EVENTS – WHAT’S IN A NAME?

Throughout history, there have been events. Dating back hundreds, if not thousands of years, events are how we remember key moments in history.

Many events occur for reasons out of our control – from the humble birthday, to a scorching hot summer, but to embrace the spirit of the moment we’ve learned to celebrate them in the best ways possible. But for decades we’ve also devoted time, energy and money into manufacturing events; awards ceremonies, product launches, announcements, celebrations, opening and closing parties, hedonism… you name it, there’s likely to be an event for it. International Sushi Day anyone?

Change means change

This year, we’ve had to change many aspects of how we live, how we work, and how we do business. And in business, one of the sectors to really feel the impact is the events business. For the foreseeable future, we’re not going to be traveling to large conference venues, or mingling with strangers, or sitting in rooms full of rows of seats packed so tightly you’re practically sat on your neighbour’s lap. We’re not going to be wandering into beautifully crafted entrance foyers, or plan rise with row upon row of exhibitors, all with their professionally crafted display stands and their sharp, bright sales people, eager to demonstrate their innovative product to you. We’re not going to be witness to the dramatic music to open the keynote speech, or the 90 seconds of visual effect on screen that took months of planning, design and late nights in the office to fine–tune. We’re not going to be able to network with others at the event in whatever way suits our individual personalities, or have an informal chat over a drink at the end of the day.

Or are we?

An event should be an event

Ever since the world of business turned virtual, people have scrambled to try and turn the physical, into the virtual. Tens, if not hundreds of platforms now exist to run ‘virtual events’, all promising to emulate the physical events experience, but, like many things in life, whilst they all look good on paper, in practice they’re simply not the magic bullet to creating an event, digitally.

Yes, technology is part of the solution, but it isn’t the solution.

A few weeks ago, we launched Podium, a new Immersive Digital Events Design service. Podium was born from two key observations:

1. Virtual events don’t have to be, nor should they be a direct translation of the physical events experience – because the beauty with digital is you can pretty much create whatever you want.
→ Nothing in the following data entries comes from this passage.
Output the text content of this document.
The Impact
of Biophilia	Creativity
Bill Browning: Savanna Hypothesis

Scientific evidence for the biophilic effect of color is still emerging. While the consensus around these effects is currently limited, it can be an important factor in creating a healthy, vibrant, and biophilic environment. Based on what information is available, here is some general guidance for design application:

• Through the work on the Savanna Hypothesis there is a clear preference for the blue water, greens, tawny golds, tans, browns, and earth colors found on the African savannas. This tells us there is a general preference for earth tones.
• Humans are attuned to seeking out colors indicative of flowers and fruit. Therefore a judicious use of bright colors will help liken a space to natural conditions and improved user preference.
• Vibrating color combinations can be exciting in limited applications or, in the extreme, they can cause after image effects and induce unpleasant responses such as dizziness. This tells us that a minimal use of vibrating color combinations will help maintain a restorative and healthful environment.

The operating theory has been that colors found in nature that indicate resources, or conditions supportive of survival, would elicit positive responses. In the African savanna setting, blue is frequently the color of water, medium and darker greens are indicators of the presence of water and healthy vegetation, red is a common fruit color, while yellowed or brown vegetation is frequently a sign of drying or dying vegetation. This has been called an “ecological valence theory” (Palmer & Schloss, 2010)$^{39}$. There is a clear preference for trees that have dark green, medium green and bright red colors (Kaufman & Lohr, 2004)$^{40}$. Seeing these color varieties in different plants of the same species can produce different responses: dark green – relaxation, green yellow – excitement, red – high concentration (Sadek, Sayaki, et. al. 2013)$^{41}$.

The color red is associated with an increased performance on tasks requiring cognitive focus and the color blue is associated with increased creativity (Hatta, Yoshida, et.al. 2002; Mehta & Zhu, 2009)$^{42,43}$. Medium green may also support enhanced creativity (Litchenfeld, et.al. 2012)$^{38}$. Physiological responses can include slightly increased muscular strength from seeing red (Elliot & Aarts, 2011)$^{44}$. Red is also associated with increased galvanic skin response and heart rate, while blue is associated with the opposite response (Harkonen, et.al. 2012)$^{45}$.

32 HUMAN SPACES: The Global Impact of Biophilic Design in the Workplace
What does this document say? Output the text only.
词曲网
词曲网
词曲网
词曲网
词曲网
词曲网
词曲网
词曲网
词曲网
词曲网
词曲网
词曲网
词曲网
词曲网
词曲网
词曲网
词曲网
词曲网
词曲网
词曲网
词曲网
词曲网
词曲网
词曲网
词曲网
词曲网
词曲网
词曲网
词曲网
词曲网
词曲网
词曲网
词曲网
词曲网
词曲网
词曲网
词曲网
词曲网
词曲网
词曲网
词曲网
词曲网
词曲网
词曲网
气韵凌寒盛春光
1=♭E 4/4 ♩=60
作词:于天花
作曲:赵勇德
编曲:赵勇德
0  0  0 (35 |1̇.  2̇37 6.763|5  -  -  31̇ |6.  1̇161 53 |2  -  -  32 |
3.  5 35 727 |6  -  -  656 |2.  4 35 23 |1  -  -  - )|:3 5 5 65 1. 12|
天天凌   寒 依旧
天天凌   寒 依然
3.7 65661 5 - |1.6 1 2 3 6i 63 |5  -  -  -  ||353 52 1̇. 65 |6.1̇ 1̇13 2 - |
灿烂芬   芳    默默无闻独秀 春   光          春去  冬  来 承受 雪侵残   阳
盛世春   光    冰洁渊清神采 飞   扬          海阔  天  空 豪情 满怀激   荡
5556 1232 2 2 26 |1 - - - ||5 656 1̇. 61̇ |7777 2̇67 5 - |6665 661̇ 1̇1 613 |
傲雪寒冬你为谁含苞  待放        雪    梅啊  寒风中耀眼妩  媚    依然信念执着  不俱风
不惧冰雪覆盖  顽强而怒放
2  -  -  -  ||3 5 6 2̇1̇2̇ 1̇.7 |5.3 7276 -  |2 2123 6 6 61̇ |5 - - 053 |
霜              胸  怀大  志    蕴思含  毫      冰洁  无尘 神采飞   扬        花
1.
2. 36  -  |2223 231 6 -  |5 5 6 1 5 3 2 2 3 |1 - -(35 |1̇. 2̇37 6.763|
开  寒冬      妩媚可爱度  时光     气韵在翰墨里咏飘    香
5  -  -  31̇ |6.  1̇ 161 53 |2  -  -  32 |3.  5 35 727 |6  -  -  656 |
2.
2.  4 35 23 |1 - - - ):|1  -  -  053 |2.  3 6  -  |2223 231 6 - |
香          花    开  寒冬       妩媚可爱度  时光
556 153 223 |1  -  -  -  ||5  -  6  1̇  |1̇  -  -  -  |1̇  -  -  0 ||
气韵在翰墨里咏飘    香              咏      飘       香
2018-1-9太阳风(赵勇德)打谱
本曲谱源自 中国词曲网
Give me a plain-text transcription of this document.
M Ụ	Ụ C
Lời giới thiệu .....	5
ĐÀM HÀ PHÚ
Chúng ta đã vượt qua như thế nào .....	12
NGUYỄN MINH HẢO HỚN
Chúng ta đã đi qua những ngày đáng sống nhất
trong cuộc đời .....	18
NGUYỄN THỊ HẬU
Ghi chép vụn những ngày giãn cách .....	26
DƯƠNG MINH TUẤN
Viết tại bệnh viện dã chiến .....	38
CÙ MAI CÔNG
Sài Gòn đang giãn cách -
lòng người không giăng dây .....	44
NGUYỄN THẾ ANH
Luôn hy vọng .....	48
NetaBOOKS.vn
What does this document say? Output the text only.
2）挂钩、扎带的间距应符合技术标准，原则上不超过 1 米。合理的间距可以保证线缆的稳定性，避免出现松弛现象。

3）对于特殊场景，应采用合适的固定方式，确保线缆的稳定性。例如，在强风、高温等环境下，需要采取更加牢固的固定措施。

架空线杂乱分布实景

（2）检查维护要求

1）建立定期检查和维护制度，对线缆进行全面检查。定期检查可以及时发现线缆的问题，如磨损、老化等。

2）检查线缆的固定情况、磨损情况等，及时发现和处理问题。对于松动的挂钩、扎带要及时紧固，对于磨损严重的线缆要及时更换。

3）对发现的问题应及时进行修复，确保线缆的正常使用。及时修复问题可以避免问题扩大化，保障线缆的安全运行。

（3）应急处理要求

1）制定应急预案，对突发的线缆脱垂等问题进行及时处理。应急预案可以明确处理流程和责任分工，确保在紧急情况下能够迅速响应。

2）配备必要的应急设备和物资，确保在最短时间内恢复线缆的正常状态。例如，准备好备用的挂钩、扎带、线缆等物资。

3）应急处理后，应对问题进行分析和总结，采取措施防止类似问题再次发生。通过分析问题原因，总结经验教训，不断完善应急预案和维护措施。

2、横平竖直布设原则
You’re not constrained by the size, shape or location of the venue.

2. Just because an event is digital, doesn’t mean it shouldn’t have investment into the craft that its physical cousin receives.

What we’ve noticed is that, in the rush to either transform physical events into virtual ones, or create new virtual events, people seem to have forgotten the above. Large scale events planned for thousands of attendees, with well–rehearsed presenters standing on grand stages, with beautifully produced graphics for their backdrops have become the equivalent to a rainy day in Slough. People presenting in their baseball caps, in messy rooms, with a glib PowerPoint presentation, droning on for half an hour, with little to no audience engagement.

See the problem?

Where’s the craft?

Where’s the planning?

Where’s the production value?

Where’s the event?

The answer is simple

As a brand manager, or anyone responsible for holding an event, ask yourself the following questions:

1. Why are you holding this virtual event?

2. Who’s it for?

3. Why will people bother attending?

4. What are you doing for it that’s going to keep their attention?

5. What are you prepared to invest to make it as good, if not better than the physical one you were planning this time last year?

These are the questions we ask any prospective Podium client, because these indicate whether the aspiration is there to create a virtual event, or in fact, it’s really just a webinar, or a piece of on-demand video that’s needed. To add, there’s absolutely nothing wrong with these things, but they’re not an event, nor should they be considered as a viable alternative to one.